Labor Party candidates were successful in most Sunshine Council elections, although Independent candidates were frequently elected. The only endorsed Australian Democrats candidate to be elected in a municipal election, Joe Cilmi, was successful at the City of Sunshine. Cilmi, aged 21, was elected to the Sunshine City Council in August 1982, although he only held office for one three-year term. The city was managed by a state-appointed commissioner, Alex Gillon, from November 1976 until 1982, after the elected council was sacked by the state government for its financial mismanagement.

On 15 December 1994, the City of Sunshine was abolished; the western part of the city, including Sunshine itself, was merged with parts of the City of Keilor, into the newly created City of Brimbank, with the eastern part merging with the City of Footscray, to form the newly created City of Maribyrnong.

Council met at the City Hall, in Alexandra Avenue, Sunshine.

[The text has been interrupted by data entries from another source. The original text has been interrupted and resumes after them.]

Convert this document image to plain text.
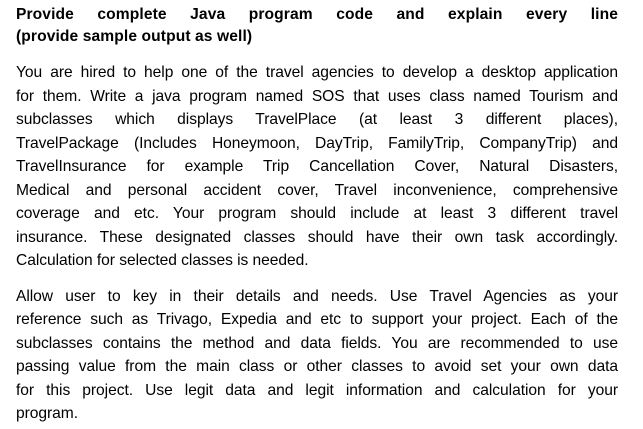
Provide complete Java program code and explain every line
(provide sample output as well)
You are hired to help one of the travel agencies to develop a desktop application
for them. Write a java program named SOS that uses class named Tourism and
subclasses which displays TravelPlace (at least 3 different places),
TravelPackage (Includes Honeymoon, DayTrip, FamilyTrip, CompanyTrip) and
TravelInsurance for example Trip Cancellation Cover, Natural Disasters,
Medical and personal accident cover, Travel inconvenience, comprehensive
coverage and etc. Your program should include at least 3 different travel
insurance. These designated classes should have their own task accordingly.
Calculation for selected classes is needed.
Allow user to key in their details and needs. Use Travel Agencies as your
reference such as Trivago, Expedia and etc to support your project. Each of the
subclasses contains the method and data fields. You are recommended to use
passing value from the main class or other classes to avoid set your own data
for this project. Use legit data and legit information and calculation for your
program.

The premises is used today as municipal offices for the City of Brimbank.

Ruth Atkins in her book Albany to Zeehan: a new look at local governments dedicated a chapter to the activities of the City of Sunshine during the period 1972–1976.

==Wards==

On 1 October 1981, the City of Sunshine was subdivided into four wards:
- North Ward
- South Ward
- River Ward

==Suburbs==
- Albanvale*
- Albion
- Ardeer
- Braybrook
- Brooklyn
- Cairnlea*
- Deer Park
- Derrimut
- Maidstone
- Maribyrnong
- St Albans (shared with the City of Keilor)
- Sunshine+
- Sunshine North
- Sunshine West
- Tottenham

- Suburbs gazetted since the amalgamation.

+ Council seat.

==Population==

| Year | Population |
|---|---|
| 1954 | 41,332 |
| 1958 | 53,600* |
| 1961 | 62,321 |
| 1966 | 69,081 |
| 1971 | 76,427 |
| 1976 | 88,167 |
| 1981 | 94,419 |
| 1986 | 94,413 |
| 1991 | 94,020 |

- Estimate in the 1958 Victorian Year Book.